C’est au plan musical toutefois que l’alléluia grégorien présente la plus belle originalité. Il déploie en effet sa mélodie sur la dernière syllabe de ce mot, c’est-à-dire celle qui prononce le nom béni de Dieu (Yah, Yahvé). Cette façon de chanter à un double sens très profond. D’abord on chante le nom de Dieu, on loue le Seigneur en s’éternisant si l’on peut dire, non sur le verbe qui signifie la louange, mais sur l’objet lui-même de la louange, c’est-à-dire Dieu. C’est un chant on ne peut plus théologal, on ne peut plus contemplatif. Et puis ce chant à la vocalise interminable semble vouloir nous dire que les mots ne suffisent plus à exprimer nos sentiments. Le jubilus de l’alléluia, comme on l’appelle, transporte notre âme dans une région où il n’y a plus besoin de paroles, la région de gloire où les saints exultent avec les mots mêmes de Dieu. Nous jubilons plus encore que nous chantons, et ce jubilus est devenu comme le symbole des joies sans fin du paradis.
Avec tout cela, on n’a pas dit grand chose de ce premier alléluia de l’année liturgique Ostende nobis. Son texte est emprunté au psaume 84, verset 8. Il contient une demande essentielle, celle de la miséricorde et du salut. L’incarnation est en effet une œuvre de miséricorde. C’est pour nous et pour notre salut que le Verbe est descendu du ciel dans le sein de la Vierge Marie. C’est à cause du péché que le Seigneur a envisagé ce voyage impensable de Dieu dans l’humanité saccagée. L’amour créateur est devenu miséricorde. La rédemption est la preuve de cette miséricorde. Dieu s’apprête à nous montrer sa miséricorde dans ce petit être fragile, l’un de nous, qui va naître du sein de celle qui est appelée à bon droit la mère de miséricorde.
Au plan mélodique, cet alléluia est une mélodie type du 8ème mode que nous aurons l’occasion de retrouver au cours de l’année liturgique. La mélodie de cet alléluia du 8ème mode est l’une de celles qui reviennent le plus fréquemment sur le cycle de l’année liturgique.

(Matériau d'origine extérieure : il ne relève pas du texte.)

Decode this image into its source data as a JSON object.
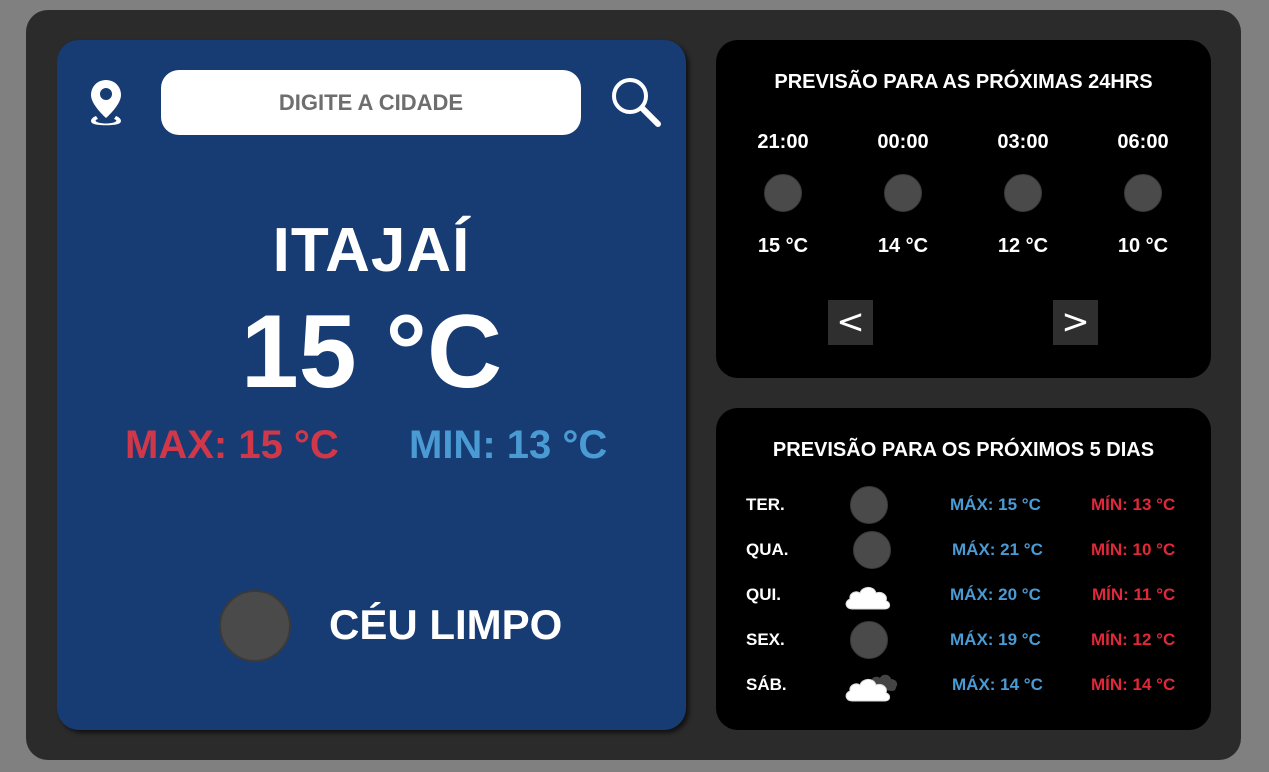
{
  "search": {
    "placeholder": "DIGITE A CIDADE"
  },
  "current": {
    "city": "ITAJAÍ",
    "temp": "15 °C",
    "max": "MAX: 15 °C",
    "min": "MIN: 13 °C",
    "condition": "CÉU LIMPO"
  },
  "hourly": {
    "title": "PREVISÃO PARA AS PRÓXIMAS 24HRS",
    "items": [
      {
        "time": "21:00",
        "temp": "15 °C"
      },
      {
        "time": "00:00",
        "temp": "14 °C"
      },
      {
        "time": "03:00",
        "temp": "12 °C"
      },
      {
        "time": "06:00",
        "temp": "10 °C"
      }
    ],
    "prev_label": "<",
    "next_label": ">"
  },
  "daily": {
    "title": "PREVISÃO PARA OS PRÓXIMOS 5 DIAS",
    "days": [
      {
        "day": "TER.",
        "icon": "circle-icon",
        "max": "MÁX: 15 °C",
        "min": "MÍN: 13 °C"
      },
      {
        "day": "QUA.",
        "icon": "circle-icon",
        "max": "MÁX: 21 °C",
        "min": "MÍN: 10 °C"
      },
      {
        "day": "QUI.",
        "icon": "cloud-icon",
        "max": "MÁX: 20 °C",
        "min": "MÍN: 11 °C"
      },
      {
        "day": "SEX.",
        "icon": "circle-icon",
        "max": "MÁX: 19 °C",
        "min": "MÍN: 12 °C"
      },
      {
        "day": "SÁB.",
        "icon": "cloud-dark-icon",
        "max": "MÁX: 14 °C",
        "min": "MÍN: 14 °C"
      }
    ]
  },
  "colors": {
    "main_card": "#173b73",
    "max_red": "#d0384a",
    "min_blue": "#4a9ad4",
    "panel": "#000000",
    "frame": "#2b2b2b"
  }
}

Quant au verset, il est tout enveloppé de lumière, d’une simplicité radieuse. Il s’agit d’une prière touchante, mais la mélodie donne l’impression, par sa paix, que la demande est déjà exaucée et elle goûte la façon si aimable dont la miséricorde est en train de venir à nous. On peut noter la belle vocalise très déroulée, très calme, très souple et legato, de salutare qui exprime très bien la reconnaissance et même le recueillement contemplatif de l’âme devant cette douce promesse. Aucun éclat de voix, c’est doux, chaud et lumineux comme le mystère de Noël qui apporte d’emblée, dès le début de l’Avent son caractère aimable et paisible.